Elle y compile et analyse les informations accessibles sur plusieurs logiciels de police prédictive anciennement ou actuellement en utilisation au sein des forces de police françaises, et notamment :
- RTM (Risk Terrain Modelling), un logiciel de « prévention situationnelle » utilisé par la préfecture de Police de Paris pour cibler les zones d’intervention à partir des données « environnementales » (présence d’écoles, de commerces, de stations de métro, etc.) ;
- PredVol, logiciel développé en 2015 au sein d’Etalab, expérimenté en Val d’Oise en 2016 pour évaluer le risque de vols de véhicule, abandonné en 2017 ou 2018, des agents ayant utilisé le logiciel l'ayant qualifié d' « expérimentation ridicule », de « résultats dénués de sens et de scientificité », et d’« expérience qui fait mal » ;
- PAVED, acronyme de « Plateforme d’analyse et de visualisation évolutive de la délinquance » et logiciel développé à partir de 2017 par le colonel Patrick Perrot, aujourd’hui coordonnateur pour l’intelligence artificielle au sein de la gendarmerie et conseiller « intelligence artificielle » du Comcyber du ministère de l’Intérieur.
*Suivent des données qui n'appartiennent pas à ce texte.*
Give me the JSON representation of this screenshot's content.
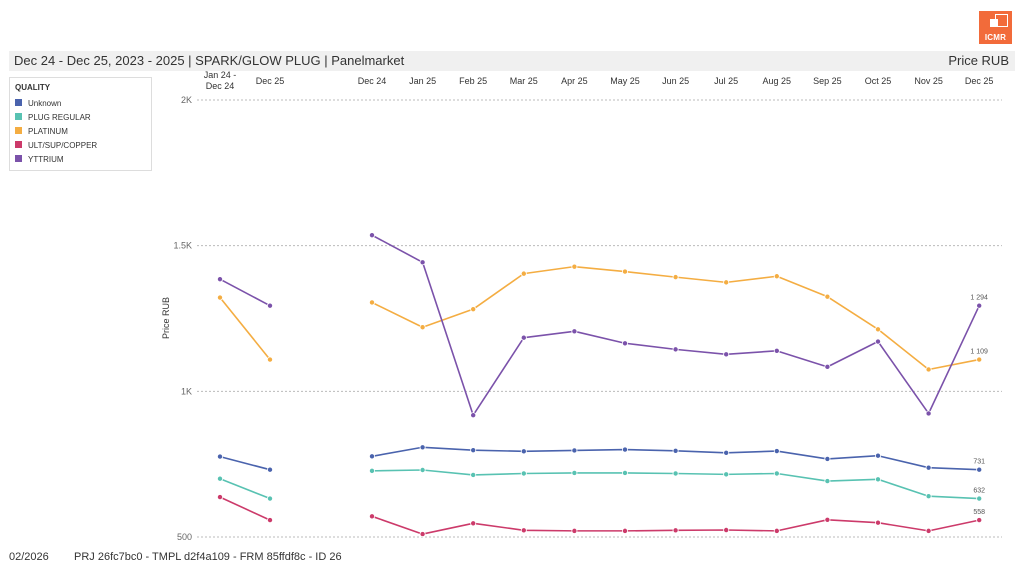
{
  "header": {
    "title": "Dec 24 - Dec 25, 2023 - 2025 | SPARK/GLOW PLUG | Panelmarket",
    "unit_label": "Price RUB",
    "logo_text": "ICMR",
    "logo_color": "#f26b3a"
  },
  "legend": {
    "title": "QUALITY",
    "items": [
      {
        "label": "Unknown",
        "color": "#4a63ad"
      },
      {
        "label": "PLUG REGULAR",
        "color": "#58c2b2"
      },
      {
        "label": "PLATINUM",
        "color": "#f4ad42"
      },
      {
        "label": "ULT/SUP/COPPER",
        "color": "#cc3a6a"
      },
      {
        "label": "YTTRIUM",
        "color": "#7b52aa"
      }
    ]
  },
  "footer": {
    "date": "02/2026",
    "ids": "PRJ 26fc7bc0 - TMPL d2f4a109 - FRM 85ffdf8c - ID 26"
  },
  "chart_data": {
    "type": "line",
    "ylabel": "Price RUB",
    "ylim": [
      500,
      2000
    ],
    "yticks": [
      {
        "value": 2000,
        "label": "2K"
      },
      {
        "value": 1500,
        "label": "1.5K"
      },
      {
        "value": 1000,
        "label": "1K"
      },
      {
        "value": 500,
        "label": "500"
      }
    ],
    "grid": true,
    "legend_position": "top-left",
    "groups": [
      {
        "categories": [
          "Jan 24 - Dec 24",
          "Dec 25"
        ]
      },
      {
        "categories": [
          "Dec 24",
          "Jan 25",
          "Feb 25",
          "Mar 25",
          "Apr 25",
          "May 25",
          "Jun 25",
          "Jul 25",
          "Aug 25",
          "Sep 25",
          "Oct 25",
          "Nov 25",
          "Dec 25"
        ]
      }
    ],
    "series": [
      {
        "name": "Unknown",
        "color": "#4a63ad",
        "values": [
          [
            776,
            731
          ],
          [
            777,
            808,
            798,
            794,
            797,
            800,
            796,
            789,
            795,
            768,
            779,
            738,
            731
          ]
        ],
        "end_label": "731"
      },
      {
        "name": "PLUG REGULAR",
        "color": "#58c2b2",
        "values": [
          [
            700,
            632
          ],
          [
            727,
            730,
            713,
            718,
            720,
            720,
            718,
            715,
            718,
            692,
            698,
            640,
            632
          ]
        ],
        "end_label": "632"
      },
      {
        "name": "PLATINUM",
        "color": "#f4ad42",
        "values": [
          [
            1322,
            1109
          ],
          [
            1305,
            1220,
            1282,
            1404,
            1428,
            1411,
            1392,
            1374,
            1395,
            1325,
            1213,
            1075,
            1109
          ]
        ],
        "end_label": "1 109"
      },
      {
        "name": "ULT/SUP/COPPER",
        "color": "#cc3a6a",
        "values": [
          [
            637,
            558
          ],
          [
            571,
            510,
            547,
            523,
            521,
            521,
            523,
            524,
            521,
            559,
            549,
            521,
            558
          ]
        ],
        "end_label": "558"
      },
      {
        "name": "YTTRIUM",
        "color": "#7b52aa",
        "values": [
          [
            1385,
            1294
          ],
          [
            1536,
            1443,
            918,
            1184,
            1206,
            1165,
            1144,
            1127,
            1139,
            1084,
            1171,
            924,
            1294
          ]
        ],
        "end_label": "1 294"
      }
    ]
  }
}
Expérimenté à partir de 2018 dans 11 départements pour évaluer le risque de vols de voiture ou de cambriolages, le projet a été mis « en pause » en 2019, peu avant sa généralisation prévue sur tout le territoire ;
- M-Pulse, auparavant nommé Big Data de la Tranquillité Publique, développé par la ville de Marseille en partenariat avec la société Engie pour évaluer l’adéquation des déploiements de la police municipale dans l’espace public urbain, et disponible publiquement, dépouillée de toute dimension sécuritaire, policière ou prédictive dans sa version « allégée » des fonctions policières ;
- Smart Police, logiciel créé pour simplifier le travail des policiers et comportant notamment un module « prédictif » mis au point par la startup française Edicia qui, d’après son site web, a vendu cette suite logicielle à plus de 350 forces municipales.
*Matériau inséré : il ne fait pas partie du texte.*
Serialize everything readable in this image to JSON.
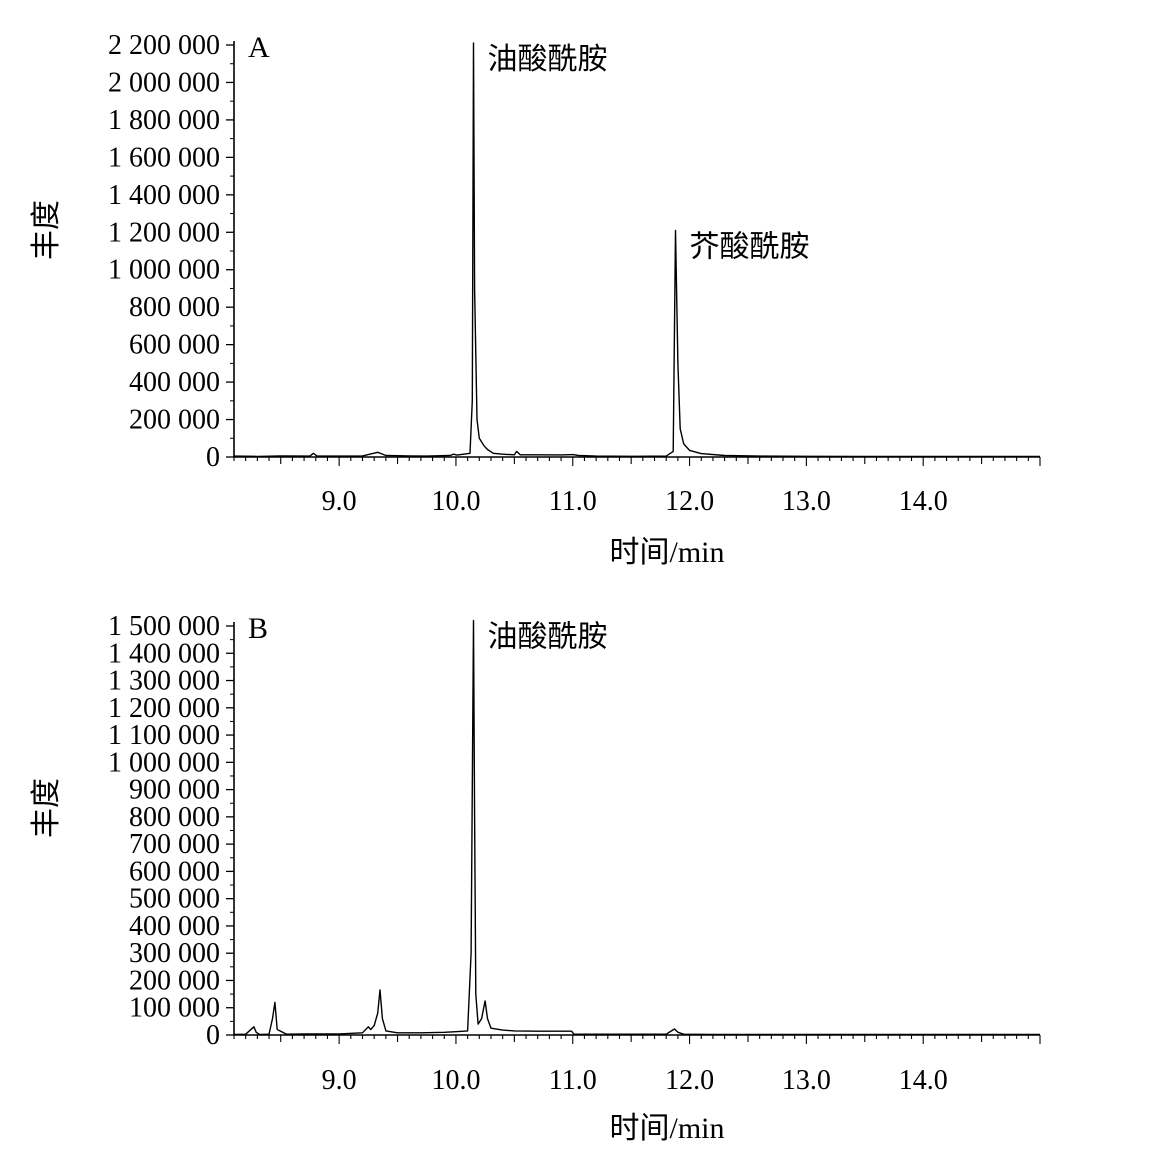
{
  "chart_data": [
    {
      "type": "line",
      "panel_label": "A",
      "xlabel": "时间/min",
      "ylabel": "丰度",
      "xlim": [
        8.1,
        15.0
      ],
      "ylim": [
        0,
        2200000
      ],
      "xticks": [
        9.0,
        10.0,
        11.0,
        12.0,
        13.0,
        14.0
      ],
      "xtick_labels": [
        "9.0",
        "10.0",
        "11.0",
        "12.0",
        "13.0",
        "14.0"
      ],
      "yticks": [
        0,
        200000,
        400000,
        600000,
        800000,
        1000000,
        1200000,
        1400000,
        1600000,
        1800000,
        2000000,
        2200000
      ],
      "ytick_labels": [
        "0",
        "200 000",
        "400 000",
        "600 000",
        "800 000",
        "1 000 000",
        "1 200 000",
        "1 400 000",
        "1 600 000",
        "1 800 000",
        "2 000 000",
        "2 200 000"
      ],
      "annotations": [
        {
          "text": "油酸酰胺",
          "x": 10.15,
          "y": 2210000
        },
        {
          "text": "芥酸酰胺",
          "x": 11.88,
          "y": 1210000
        }
      ],
      "series": [
        {
          "x": [
            8.1,
            8.3,
            8.5,
            8.75,
            8.78,
            8.81,
            9.0,
            9.2,
            9.33,
            9.36,
            9.4,
            9.6,
            9.75,
            9.95,
            9.98,
            10.01,
            10.12,
            10.14,
            10.15,
            10.16,
            10.18,
            10.2,
            10.24,
            10.27,
            10.32,
            10.4,
            10.5,
            10.52,
            10.55,
            10.7,
            10.9,
            11.0,
            11.05,
            11.2,
            11.5,
            11.8,
            11.86,
            11.88,
            11.9,
            11.92,
            11.95,
            12.0,
            12.1,
            12.3,
            12.6,
            13.0,
            13.5,
            14.0,
            14.5,
            15.0
          ],
          "y": [
            5000,
            3000,
            6000,
            5000,
            20000,
            6000,
            5000,
            6000,
            25000,
            18000,
            8000,
            6000,
            5000,
            8000,
            15000,
            10000,
            20000,
            300000,
            2210000,
            900000,
            200000,
            100000,
            60000,
            40000,
            20000,
            15000,
            12000,
            30000,
            12000,
            12000,
            11000,
            13000,
            8000,
            5000,
            4000,
            5000,
            30000,
            1210000,
            500000,
            150000,
            70000,
            35000,
            18000,
            8000,
            5000,
            4000,
            3000,
            3000,
            3000,
            3000
          ]
        }
      ]
    },
    {
      "type": "line",
      "panel_label": "B",
      "xlabel": "时间/min",
      "ylabel": "丰度",
      "xlim": [
        8.1,
        15.0
      ],
      "ylim": [
        0,
        1500000
      ],
      "xticks": [
        9.0,
        10.0,
        11.0,
        12.0,
        13.0,
        14.0
      ],
      "xtick_labels": [
        "9.0",
        "10.0",
        "11.0",
        "12.0",
        "13.0",
        "14.0"
      ],
      "yticks": [
        0,
        100000,
        200000,
        300000,
        400000,
        500000,
        600000,
        700000,
        800000,
        900000,
        1000000,
        1100000,
        1200000,
        1300000,
        1400000,
        1500000
      ],
      "ytick_labels": [
        "0",
        "100 000",
        "200 000",
        "300 000",
        "400 000",
        "500 000",
        "600 000",
        "700 000",
        "800 000",
        "900 000",
        "1 000 000",
        "1 100 000",
        "1 200 000",
        "1 300 000",
        "1 400 000",
        "1 500 000"
      ],
      "annotations": [
        {
          "text": "油酸酰胺",
          "x": 10.15,
          "y": 1520000
        }
      ],
      "series": [
        {
          "x": [
            8.1,
            8.2,
            8.27,
            8.29,
            8.32,
            8.4,
            8.43,
            8.45,
            8.47,
            8.55,
            8.7,
            9.0,
            9.2,
            9.25,
            9.27,
            9.3,
            9.33,
            9.35,
            9.37,
            9.4,
            9.5,
            9.7,
            9.9,
            10.0,
            10.1,
            10.13,
            10.15,
            10.16,
            10.17,
            10.19,
            10.22,
            10.25,
            10.27,
            10.3,
            10.4,
            10.5,
            10.7,
            10.99,
            11.01,
            11.3,
            11.8,
            11.87,
            11.9,
            11.95,
            12.2,
            13.0,
            14.0,
            15.0
          ],
          "y": [
            2000,
            3000,
            30000,
            10000,
            2000,
            3000,
            60000,
            120000,
            20000,
            3000,
            4000,
            4000,
            8000,
            30000,
            20000,
            35000,
            80000,
            165000,
            60000,
            15000,
            8000,
            8000,
            10000,
            12000,
            15000,
            300000,
            1520000,
            800000,
            150000,
            40000,
            60000,
            125000,
            60000,
            25000,
            18000,
            15000,
            14000,
            14000,
            3000,
            3000,
            3000,
            22000,
            10000,
            3000,
            2000,
            2000,
            2000,
            2000
          ]
        }
      ]
    }
  ]
}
La « statistique morale », discipline à l’origine de la criminologie
L'ONG commence par relever que « la police française peut prétendre au statut de pionnière en matière de police prédictive ». Dès 1829, un jeune statisticien et juriste du ministère de la Justice, André-Michel Guerry, commença en effet à compiler les données sur les crimes à Paris.
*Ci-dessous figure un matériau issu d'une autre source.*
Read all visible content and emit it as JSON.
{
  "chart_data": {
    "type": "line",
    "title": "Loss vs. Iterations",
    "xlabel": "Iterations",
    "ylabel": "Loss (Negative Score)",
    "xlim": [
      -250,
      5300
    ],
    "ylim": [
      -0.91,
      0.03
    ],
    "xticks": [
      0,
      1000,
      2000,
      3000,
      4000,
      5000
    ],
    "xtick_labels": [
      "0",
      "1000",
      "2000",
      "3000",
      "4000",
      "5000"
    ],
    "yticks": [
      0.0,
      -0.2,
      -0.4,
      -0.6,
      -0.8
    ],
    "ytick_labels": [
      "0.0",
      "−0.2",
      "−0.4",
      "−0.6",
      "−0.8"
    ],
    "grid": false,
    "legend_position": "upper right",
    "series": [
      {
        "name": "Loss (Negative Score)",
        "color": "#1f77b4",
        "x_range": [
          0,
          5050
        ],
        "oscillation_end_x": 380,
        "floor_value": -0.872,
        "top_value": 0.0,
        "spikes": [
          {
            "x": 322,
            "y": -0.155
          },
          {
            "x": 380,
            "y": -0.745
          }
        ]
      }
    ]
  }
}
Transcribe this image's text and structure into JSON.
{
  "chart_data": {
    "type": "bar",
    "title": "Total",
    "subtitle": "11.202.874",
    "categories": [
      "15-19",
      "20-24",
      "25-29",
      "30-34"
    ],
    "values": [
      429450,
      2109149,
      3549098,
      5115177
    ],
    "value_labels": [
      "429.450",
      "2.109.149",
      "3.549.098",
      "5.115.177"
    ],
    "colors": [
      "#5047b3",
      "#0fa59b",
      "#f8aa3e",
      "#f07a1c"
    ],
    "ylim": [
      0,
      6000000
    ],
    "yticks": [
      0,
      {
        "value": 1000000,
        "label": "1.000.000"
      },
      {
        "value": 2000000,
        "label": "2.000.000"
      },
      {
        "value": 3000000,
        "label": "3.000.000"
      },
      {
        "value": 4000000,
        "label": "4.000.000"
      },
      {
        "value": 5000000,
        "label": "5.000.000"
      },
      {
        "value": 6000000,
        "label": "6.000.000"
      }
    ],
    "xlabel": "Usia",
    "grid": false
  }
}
Une démarche qui s’inscrivait dans le cadre du premier système national au monde centralisant les données du crime, le « Compte général de l’administration de la justice criminelle en France ».
Ce fichier statistique était basé sur des données collectées tous les trimestres dans chaque département de France et contenant les détails de chaque acte criminel passé devant les juridictions françaises : l’âge, le sexe, le travail de l’accusé, la nature du crime, etc.
Guerry se pencha ensuite sur les « attitudes sociales » qui semblaient, d’après lui, « gouverner le crime ». Il donnera par la suite naissance à ce qu’on appelle la « statistique morale », discipline à l’origine du développement de la criminologie, de la sociologie et des sciences sociales, dont il est considéré aujourd’hui, avec le mathématicien, astronome, naturaliste et statisticien belge Adolphe Quetelet, comme fondateur.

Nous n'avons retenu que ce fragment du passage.